While attempting to stoke resentment of auto workers via comparisons to wages of teachers, firemen and military types, Farley raised the prospect of auto workers earning up to $300,000 per year. Whaaaaaa?
Any discussion dropping in numbers like that is inherently dishonest. Let’s do some math...
The top union wage rate at Ford is $33/hour. $33/hour over a 40 hour week and 52 weeks a year only equates to $68,640. Ford is stating top tier workers could earn up to $98,000 under ITS proposal. That obviously includes the negotiated profit sharing payment and the imputed value of healthcare benefits. CEO Farley is throwing out references about auto workers making up to $300,000. This is a bogus, rigged discussion in a hall of fun-house mirrors. Apples and oranges are being discussed.
When the rest of us have conversations about careers and SALARIES, we all mentally benchmark any salary figure against a typical 40 hour week. If I make $120,000 per year and you make $89,000, we both come away with a relatively accurate first impression that I am being compensated at a higher rate than you. If one of the jobs includes huge management bonuses or commissions, those factors get folded in as well. If one job is hourly and one is "management" and management might be expected to work far beyond 40 hours in exchange for those bonuses, that also gets referenced in the discussion.
When a automotive executive is negotiating a new contract atop an existing contract that caps out at $33/hour and references HOURLY workers making $300,000 per year, he’s not talking about a worker working 40 hours a week. He’s talking about a worker making $68,640 in regular wages and the balance ($231,360) from profit sharing and overtime. We know profit sharing typically comes in around $7500 per Ford’s own numbers. Profit sharing is solely based on company profits, not hours worked. That means that employee is earning $223,860 from overtime. That’s $223,860 / 33 / 2 = 3391 extra hours. That’s a total of 5471 hours or 105 hours/week… EVERY WEEK OF THE YEAR.
That’s a worst-case order of magnitude estimate but it illustrates the level of exploitation involved in making the dollar amounts executives throw out in these conversations. That’s a huge impact on the quality of life of the worker, both at the workplace and in their homelife, which at that point is nearly non-existant. That’s not an apples and apples comparison to make.

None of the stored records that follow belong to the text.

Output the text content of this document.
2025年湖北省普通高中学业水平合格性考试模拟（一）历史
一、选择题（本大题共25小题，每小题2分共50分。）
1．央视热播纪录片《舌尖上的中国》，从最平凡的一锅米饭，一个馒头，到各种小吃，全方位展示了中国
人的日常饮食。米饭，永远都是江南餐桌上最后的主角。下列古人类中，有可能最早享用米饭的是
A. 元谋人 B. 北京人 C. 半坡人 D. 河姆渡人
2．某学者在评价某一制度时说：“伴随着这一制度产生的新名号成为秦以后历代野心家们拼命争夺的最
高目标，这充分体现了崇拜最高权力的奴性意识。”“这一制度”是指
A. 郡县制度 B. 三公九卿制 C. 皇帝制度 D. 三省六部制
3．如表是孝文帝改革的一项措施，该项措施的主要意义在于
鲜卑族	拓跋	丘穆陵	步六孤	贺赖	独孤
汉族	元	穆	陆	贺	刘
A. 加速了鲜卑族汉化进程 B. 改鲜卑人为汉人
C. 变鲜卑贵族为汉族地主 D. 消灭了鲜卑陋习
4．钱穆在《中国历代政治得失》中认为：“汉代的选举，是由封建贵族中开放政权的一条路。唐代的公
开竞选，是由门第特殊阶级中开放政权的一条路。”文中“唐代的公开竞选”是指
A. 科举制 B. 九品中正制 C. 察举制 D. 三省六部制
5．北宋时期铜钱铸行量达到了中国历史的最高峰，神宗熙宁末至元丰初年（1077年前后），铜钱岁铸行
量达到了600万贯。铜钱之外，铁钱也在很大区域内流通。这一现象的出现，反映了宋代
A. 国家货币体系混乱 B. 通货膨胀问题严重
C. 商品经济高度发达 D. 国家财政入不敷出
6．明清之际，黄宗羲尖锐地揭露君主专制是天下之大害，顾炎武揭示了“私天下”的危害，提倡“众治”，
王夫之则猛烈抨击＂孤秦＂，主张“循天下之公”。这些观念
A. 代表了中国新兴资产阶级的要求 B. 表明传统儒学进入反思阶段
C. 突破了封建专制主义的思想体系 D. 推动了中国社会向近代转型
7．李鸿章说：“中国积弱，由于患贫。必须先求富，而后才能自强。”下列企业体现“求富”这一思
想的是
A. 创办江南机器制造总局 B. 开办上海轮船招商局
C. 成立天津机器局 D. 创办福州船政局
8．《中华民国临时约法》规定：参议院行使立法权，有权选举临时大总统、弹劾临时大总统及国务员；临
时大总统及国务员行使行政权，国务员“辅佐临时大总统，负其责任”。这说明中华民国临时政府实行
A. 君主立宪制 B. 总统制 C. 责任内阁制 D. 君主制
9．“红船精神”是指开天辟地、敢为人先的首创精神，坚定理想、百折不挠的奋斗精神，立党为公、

And that’s another sign of exploitation on the part of automakers. Working overtime a few weeks throughout the year is one thing. Working overtime nearly EVERY week because paying time and a half or double-time for an extra twenty hours a week is cheaper than hiring more workers has been a core part of the business model. Less training expense, lower healthcare costs.... All of those savings go straight to the company's bottom line. But having someone work even 50-60 hours nearly EVERY week to make up for the fact they are starting below $17.00/hour or have worked for 20 years and are only making $33/hour but need more to keep up is not equitable.
The "journalist" Phil Lebeau conducting this "interview" is really a glorified stenographer / cheerleader. This type of interview doesn’t help CNBC’s supposed audience of investors. It’s just an outsourced public relations event disguised as a newscast with as much integrity as PR Newswire.